It's very easy to tie a colorful ribbon on a jar of coconut oil!! And soapers love free oil!


----------



## mrsserena (Dec 31, 2016)

Just for thought, maybe they just know how much you and your family appreciate nice soap, so they thought it would be nice. My mom gave me a tube of store bought hand lotion this year... I gave her a package of homemade soaps, lotions, and lip balms .


----------



## fuzz-juzz (Dec 31, 2016)

Yeap, same here, you're not alone.
After gifting them so many soaps, my mum's gone back to store bought, $10-15 a pop soaps. Apparently, my aren't fragranced enough like store bought ones. 

I was gifted soaps this Christmas, store bought.  It was from a client I work with, I did mention I make soaps, but she's probably forgotten. They were nicely packaged, it's thought that counts in the end, but it was till funny.


----------



## penelopejane (Jan 1, 2017)

fuzz-juzz said:


> Yeap, same here, you're not alone.
> After gifting them so many soaps, my mum's gone back to store bought, $10-15 a pop soaps. Apparently, my aren't fragranced enough like store bought ones.
> 
> I was gifted soaps this Christmas, store bought.  It was from a client I work with, I did mention I make soaps, but she's probably forgotten. They were nicely packaged, it's thought that counts in the end, but it was till funny.

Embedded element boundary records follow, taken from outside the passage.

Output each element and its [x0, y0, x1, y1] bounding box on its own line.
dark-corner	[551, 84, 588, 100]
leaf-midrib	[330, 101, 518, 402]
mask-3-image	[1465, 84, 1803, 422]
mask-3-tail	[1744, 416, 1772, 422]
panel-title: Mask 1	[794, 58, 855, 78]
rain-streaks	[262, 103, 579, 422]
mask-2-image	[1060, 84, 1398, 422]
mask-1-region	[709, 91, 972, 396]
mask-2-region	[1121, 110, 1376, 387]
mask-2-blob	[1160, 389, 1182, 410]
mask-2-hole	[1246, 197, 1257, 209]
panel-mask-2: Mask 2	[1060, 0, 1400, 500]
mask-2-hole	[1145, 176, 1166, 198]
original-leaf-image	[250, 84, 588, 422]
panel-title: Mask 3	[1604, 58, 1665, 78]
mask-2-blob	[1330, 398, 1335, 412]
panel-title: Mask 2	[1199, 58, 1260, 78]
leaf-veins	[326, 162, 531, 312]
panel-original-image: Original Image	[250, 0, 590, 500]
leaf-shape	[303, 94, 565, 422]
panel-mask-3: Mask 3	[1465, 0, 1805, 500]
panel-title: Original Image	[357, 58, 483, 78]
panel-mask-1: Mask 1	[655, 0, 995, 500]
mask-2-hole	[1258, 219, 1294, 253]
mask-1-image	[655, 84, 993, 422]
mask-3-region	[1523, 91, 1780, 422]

If they are handmade it's interesting to compare them to yours. Unfortunately they generally have hardeners and preservatives. The most annoying thing is when they have no ingredients list. Useless as you can't compare.


----------



## newbie (Jan 1, 2017)

Everyone in my family knows I make soap and all have used it. For some reason, they think that making it makes me appreciate getting it. My mom and my aunt have both gotten me soap for gifts, which perplexes me, but I just say thank you. 

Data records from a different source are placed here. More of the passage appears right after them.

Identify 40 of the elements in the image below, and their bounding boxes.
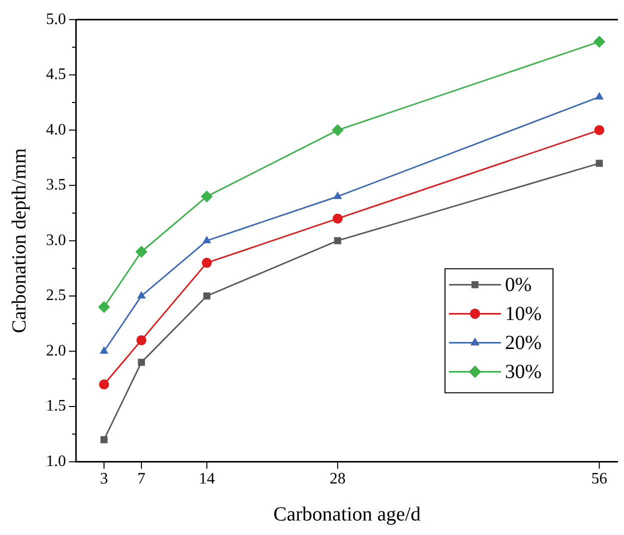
x-tick-label: 7 <box>137 470 146 488</box>
y-tick-label: 2.0 <box>46 342 66 360</box>
y-axis-title: Carbonation depth/mm <box>8 148 30 334</box>
legend-label: 20% <box>505 332 542 354</box>
point <box>332 214 343 224</box>
point <box>200 190 213 202</box>
legend-label: 30% <box>505 360 542 383</box>
point <box>136 335 146 346</box>
y-tick-label: 4.0 <box>46 121 66 138</box>
y-tick-label: 2.5 <box>46 287 66 304</box>
legend-label: 10% <box>505 302 542 325</box>
y-tick-label: 1.0 <box>46 453 66 470</box>
x-tick-label: 3 <box>100 470 108 488</box>
point <box>98 301 110 314</box>
x-tick-label: 14 <box>198 470 215 488</box>
y-tick-label: 5.0 <box>46 10 66 28</box>
x-tick-label: 28 <box>330 470 346 488</box>
point <box>203 292 210 300</box>
point <box>332 124 344 136</box>
point <box>99 379 110 390</box>
point <box>593 36 606 48</box>
legend-label: 0% <box>505 274 532 296</box>
x-axis-title: Carbonation age/d <box>273 503 421 526</box>
point <box>135 246 148 258</box>
point <box>333 191 342 199</box>
y-tick-label: 3.0 <box>46 232 66 249</box>
point <box>202 236 212 244</box>
point <box>594 92 604 100</box>
y-tick-label: 4.5 <box>46 66 66 84</box>
point <box>137 290 146 298</box>
y-tick-label: 3.5 <box>46 176 66 194</box>
y-tick-label: 1.5 <box>46 398 66 415</box>
point <box>202 258 212 268</box>
point <box>138 358 145 366</box>
point <box>594 125 604 136</box>
x-tick-label: 56 <box>591 470 608 488</box>
point <box>334 237 342 244</box>
point <box>100 436 108 444</box>
point <box>596 160 603 167</box>
point <box>100 346 108 354</box>
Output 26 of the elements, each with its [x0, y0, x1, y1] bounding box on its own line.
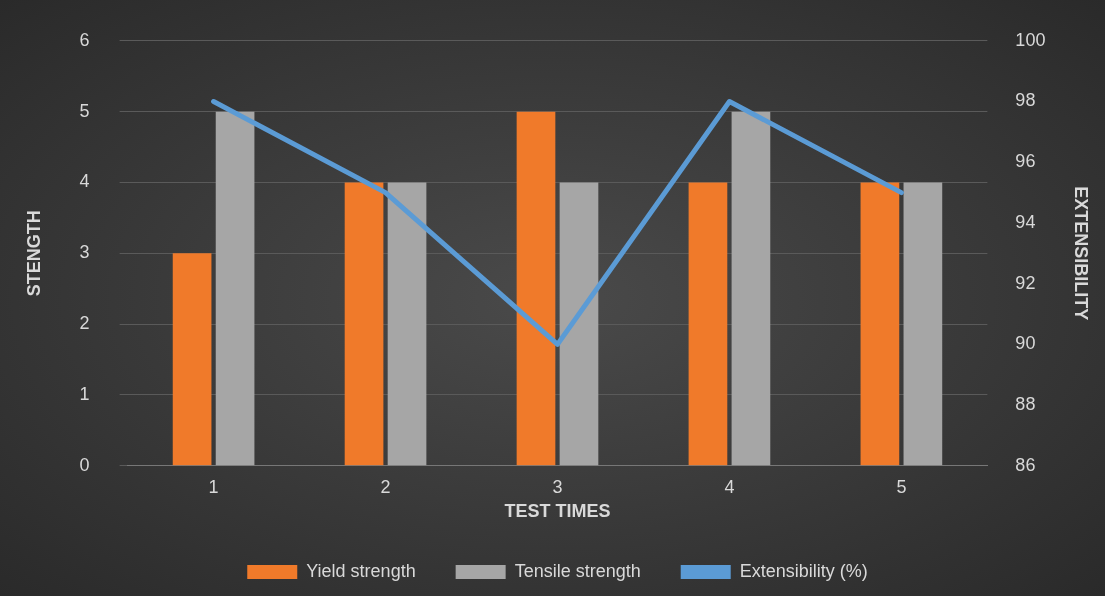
x-tick-label: 4	[724, 476, 735, 497]
legend-label: Tensile strength	[514, 560, 641, 581]
x-axis-title: TEST TIMES	[504, 501, 611, 522]
y2-tick-label: 98	[1015, 90, 1036, 111]
y2-tick-label: 90	[1015, 333, 1036, 354]
y-tick-label: 5	[79, 100, 90, 121]
legend-label: Extensibility (%)	[739, 560, 868, 581]
y-tick-label: 6	[79, 29, 90, 50]
y2-axis-title: EXTENSIBILITY	[1071, 186, 1092, 321]
x-tick-label: 2	[380, 476, 391, 497]
legend-label: Yield strength	[306, 560, 416, 581]
y-tick-label: 0	[79, 454, 90, 475]
y-tick-label: 2	[79, 313, 90, 334]
y-axis-title: STENGTH	[23, 210, 44, 297]
y2-tick-label: 96	[1015, 151, 1036, 172]
y2-tick-label: 88	[1015, 394, 1036, 415]
y-tick-label: 3	[79, 242, 90, 263]
x-tick-label: 3	[552, 476, 563, 497]
y-tick-label: 1	[79, 383, 90, 404]
x-tick-label: 5	[896, 476, 907, 497]
y-tick-label: 4	[79, 171, 90, 192]
y2-tick-label: 100	[1015, 29, 1046, 50]
y2-tick-label: 92	[1015, 272, 1036, 293]
y2-tick-label: 86	[1015, 454, 1036, 475]
y2-tick-label: 94	[1015, 211, 1036, 232]
x-tick-label: 1	[208, 476, 219, 497]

It sounds like you handled it well. Maybe the partner saw how well your soap went over and thought it would be a sure-fire hit to give some as well, except that he missed with you.


----------



## fuzz-juzz (Jan 1, 2017)

penelopejane said:


> If they are handmade it's interesting to compare them to yours. Unfortunately they generally have hardeners and preservatives. The most annoying thing is when they have no ingredients list. Useless as you can't compare.

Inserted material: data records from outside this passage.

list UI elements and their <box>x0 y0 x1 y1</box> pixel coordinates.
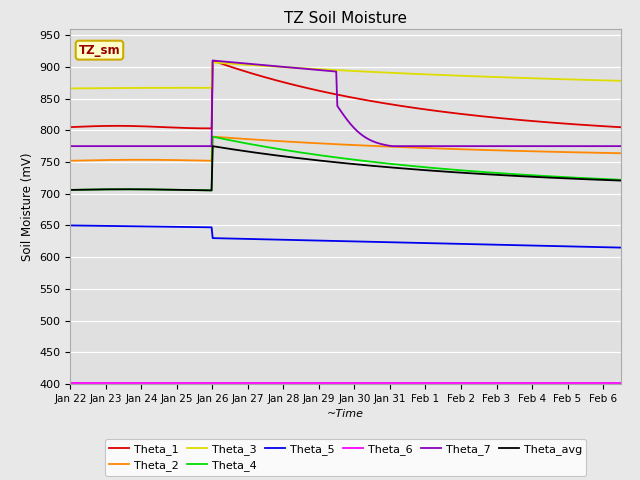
Text: TZ_sm: TZ_sm <box>79 44 120 57</box>
X-axis label: ~Time: ~Time <box>327 409 364 419</box>
Legend: Theta_1, Theta_2, Theta_3, Theta_4, Theta_5, Theta_6, Theta_7, Theta_avg: Theta_1, Theta_2, Theta_3, Theta_4, Thet… <box>105 439 586 476</box>
Y-axis label: Soil Moisture (mV): Soil Moisture (mV) <box>21 152 34 261</box>
Title: TZ Soil Moisture: TZ Soil Moisture <box>284 11 407 26</box>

It's Tilley's soaps, they aren't handmade (I think). They can't be for that price.
Website states the are made from palm, CO and shea butter only.
They are very hard but also very drying, possibly because of high % of palm and CO.
They also cracked terribly, after only few uses. 
I do prefer my soaps, but I just wanted to test them out as I haven't used shop bought soap in ages.


----------



## artemis (Jan 2, 2017)

newbie said:


> For some reason, they think that making it makes me appreciate getting it.



I think this is the reason behind people give soap to soapers. They think we have a general interest in soaps. If they see one they think is neat, we're the ones they think will appreciate it most.


----------



## dillsandwitch (Jan 4, 2017)

fuzz-juzz said:


> It's Tilley's soaps, they aren't handmade (I think). They can't be for that price.
> Website states the are made from palm, CO and shea butter only.
> They are very hard but also very drying, possibly because of high % of palm and CO.
> They also cracked terribly, after only few uses.
> I do prefer my soaps, but I just wanted to test them out as I haven't used shop bought soap in ages.




They are not handmade. I have tried them before and yeah totally agree they are terrible. I bought 4 bars this time last year and 3 are still sitting in my bathroom cabinet. The other has maybe 3/4 left of the bar as every time I use it even just for hand washing I'm reaching for the lotion soon after.


----------